On 13 January 2022, Ms Maboyi advised the court that she had failed to locate the first, second and fourth appellants. They were not contactable at the last known addresses, their telephone lines were unreachable and they had not reported to the Police after being admitted to bail. She was of the view that they had absconded, thereby abandoning their appeals. We therefore dismissed their appeals.

Only the third appellant was present. We heard argument in his appeal on the merits. The appeal was not opposed by the State. The State was of the view that the third appellant was not guilty of stock theft because he had bought the ox from another person. He was in the business of buying cattle and there was no legal requirement for him to get Police clearance. He was of the view that the State had not shown that the appellant subjectively foresaw the risk that the ox had been stolen.

We rejected the concession made in terms of s 35 of the High Court Act [Chapter 7:06]. The third appellant is a butcher. He is therefore aware of the stringent requirements of the law in terms of the Stock Theft Prevention Act [Chapter 9:18] which places the onerous duty on butchers to keep record of the names and addresses of people from whom he buys cattle and /or hides. If indeed the third appellant had bought the ox from the first appellant innocently he would have kept record of the transaction in his books. There was none. He did not slaughter the ox at the first accused person’s residence or at the farm which he said he believed to be the source. He slaughtered the beast at a place which had no connection with the village from where the beast was stolen or the farm from which he claimed the beast had come from. He therefore did not deal with the ox in a manner expected of a butcher. It is common practice for butchers to require Police clearance and proof of ownership of the beast before buying. This is consistent with the requirements of s 4 of the Stock Theft Prevention Act, which makes all butchers accountable to the Police. While giving evidence in the defence case, he believed the ox had come from Cornway farm. There was no evidence that he had done anything to verify whether the ox had been lawfully obtained from the farm. His conduct holistically looked at was not consistent with an innocent mind. He did not sell the meat at his butchery but at the fourth appellant’s butchery.
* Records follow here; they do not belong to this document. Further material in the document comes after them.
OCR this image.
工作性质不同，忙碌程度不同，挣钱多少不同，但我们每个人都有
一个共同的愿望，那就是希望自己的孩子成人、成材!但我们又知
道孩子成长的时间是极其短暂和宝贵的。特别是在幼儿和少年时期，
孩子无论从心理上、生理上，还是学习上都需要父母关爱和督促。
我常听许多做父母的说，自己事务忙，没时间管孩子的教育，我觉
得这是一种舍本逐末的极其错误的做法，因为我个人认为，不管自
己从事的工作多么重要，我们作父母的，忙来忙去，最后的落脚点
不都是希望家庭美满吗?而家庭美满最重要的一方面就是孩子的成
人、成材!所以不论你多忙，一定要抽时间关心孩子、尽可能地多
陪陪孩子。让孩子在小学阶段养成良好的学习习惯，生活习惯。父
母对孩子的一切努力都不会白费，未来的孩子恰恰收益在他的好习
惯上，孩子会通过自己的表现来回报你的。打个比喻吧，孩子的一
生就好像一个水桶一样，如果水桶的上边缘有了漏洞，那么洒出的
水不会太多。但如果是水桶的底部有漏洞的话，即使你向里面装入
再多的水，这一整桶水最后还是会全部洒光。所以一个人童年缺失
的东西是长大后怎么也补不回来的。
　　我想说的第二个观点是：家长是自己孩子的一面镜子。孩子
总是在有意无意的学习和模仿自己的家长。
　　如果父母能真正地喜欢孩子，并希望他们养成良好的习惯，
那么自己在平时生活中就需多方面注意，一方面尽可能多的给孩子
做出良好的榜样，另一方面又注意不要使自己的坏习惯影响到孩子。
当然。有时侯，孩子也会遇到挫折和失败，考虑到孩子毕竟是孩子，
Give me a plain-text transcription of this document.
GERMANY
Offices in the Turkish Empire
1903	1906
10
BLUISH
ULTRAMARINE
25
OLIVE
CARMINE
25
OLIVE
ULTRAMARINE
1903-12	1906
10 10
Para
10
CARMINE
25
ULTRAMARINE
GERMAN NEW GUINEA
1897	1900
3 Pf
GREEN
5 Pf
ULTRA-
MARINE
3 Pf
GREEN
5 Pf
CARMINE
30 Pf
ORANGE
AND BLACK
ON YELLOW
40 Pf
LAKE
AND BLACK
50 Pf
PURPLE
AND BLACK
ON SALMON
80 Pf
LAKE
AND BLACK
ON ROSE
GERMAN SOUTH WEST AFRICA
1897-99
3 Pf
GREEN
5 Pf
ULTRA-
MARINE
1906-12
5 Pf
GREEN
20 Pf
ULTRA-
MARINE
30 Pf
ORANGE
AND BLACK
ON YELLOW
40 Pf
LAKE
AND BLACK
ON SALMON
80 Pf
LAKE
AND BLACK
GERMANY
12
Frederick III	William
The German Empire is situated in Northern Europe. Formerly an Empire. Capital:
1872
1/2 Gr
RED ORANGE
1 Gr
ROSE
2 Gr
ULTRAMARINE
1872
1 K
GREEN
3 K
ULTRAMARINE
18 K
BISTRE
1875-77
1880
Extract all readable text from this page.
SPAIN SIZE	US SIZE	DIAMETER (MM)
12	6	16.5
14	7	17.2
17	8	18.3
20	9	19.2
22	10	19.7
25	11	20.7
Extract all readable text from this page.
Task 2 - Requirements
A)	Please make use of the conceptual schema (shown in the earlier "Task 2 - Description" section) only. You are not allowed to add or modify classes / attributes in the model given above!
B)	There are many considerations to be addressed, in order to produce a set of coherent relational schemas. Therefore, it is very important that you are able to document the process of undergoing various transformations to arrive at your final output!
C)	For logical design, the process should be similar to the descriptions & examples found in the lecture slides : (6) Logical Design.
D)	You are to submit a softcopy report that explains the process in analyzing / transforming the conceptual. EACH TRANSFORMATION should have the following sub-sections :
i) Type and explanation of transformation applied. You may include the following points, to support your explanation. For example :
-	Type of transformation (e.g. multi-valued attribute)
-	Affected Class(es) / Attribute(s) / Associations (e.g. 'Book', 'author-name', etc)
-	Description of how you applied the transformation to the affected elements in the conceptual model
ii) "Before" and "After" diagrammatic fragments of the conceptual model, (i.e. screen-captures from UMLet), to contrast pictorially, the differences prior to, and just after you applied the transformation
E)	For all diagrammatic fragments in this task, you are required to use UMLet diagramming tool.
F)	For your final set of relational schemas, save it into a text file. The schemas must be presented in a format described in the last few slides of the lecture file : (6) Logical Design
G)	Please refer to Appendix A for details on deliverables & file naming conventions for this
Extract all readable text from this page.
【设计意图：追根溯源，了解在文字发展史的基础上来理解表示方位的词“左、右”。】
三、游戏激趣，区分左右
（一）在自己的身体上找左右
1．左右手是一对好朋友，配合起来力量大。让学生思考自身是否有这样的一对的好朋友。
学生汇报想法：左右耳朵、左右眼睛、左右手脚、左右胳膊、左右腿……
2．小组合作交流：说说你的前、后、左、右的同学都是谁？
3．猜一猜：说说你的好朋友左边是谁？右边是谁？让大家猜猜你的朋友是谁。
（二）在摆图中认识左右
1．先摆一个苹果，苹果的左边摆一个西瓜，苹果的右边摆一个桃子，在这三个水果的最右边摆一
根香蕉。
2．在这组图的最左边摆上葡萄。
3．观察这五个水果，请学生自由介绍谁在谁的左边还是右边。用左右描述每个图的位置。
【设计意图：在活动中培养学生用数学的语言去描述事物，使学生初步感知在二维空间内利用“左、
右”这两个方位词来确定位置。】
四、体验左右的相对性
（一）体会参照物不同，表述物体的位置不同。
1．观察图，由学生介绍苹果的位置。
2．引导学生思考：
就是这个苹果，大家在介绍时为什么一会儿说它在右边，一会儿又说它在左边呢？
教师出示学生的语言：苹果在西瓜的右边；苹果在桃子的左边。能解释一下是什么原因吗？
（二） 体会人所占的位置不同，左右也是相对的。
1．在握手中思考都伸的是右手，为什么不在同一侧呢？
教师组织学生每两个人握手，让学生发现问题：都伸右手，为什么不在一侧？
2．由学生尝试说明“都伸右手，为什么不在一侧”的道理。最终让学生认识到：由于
We therefore found that his defence was correctly rejected. He did take possession of the ox which he slaughtered. In evidence, the first appellant said he sold the ox to the third appellant who hired the fourth appellant to skin it. In taking the beast, he did not do anything to verify its source or that the first appellant was the owner. In the circumstances, he subjectively realised the real possibility that the ox was stolen.

We therefore dismissed his appeal.



FOROMA J: agrees…….



Maboyi and Associates, appellants’ legal practitioners.

National Prosecuting Authority, respondent’s legal practitioners.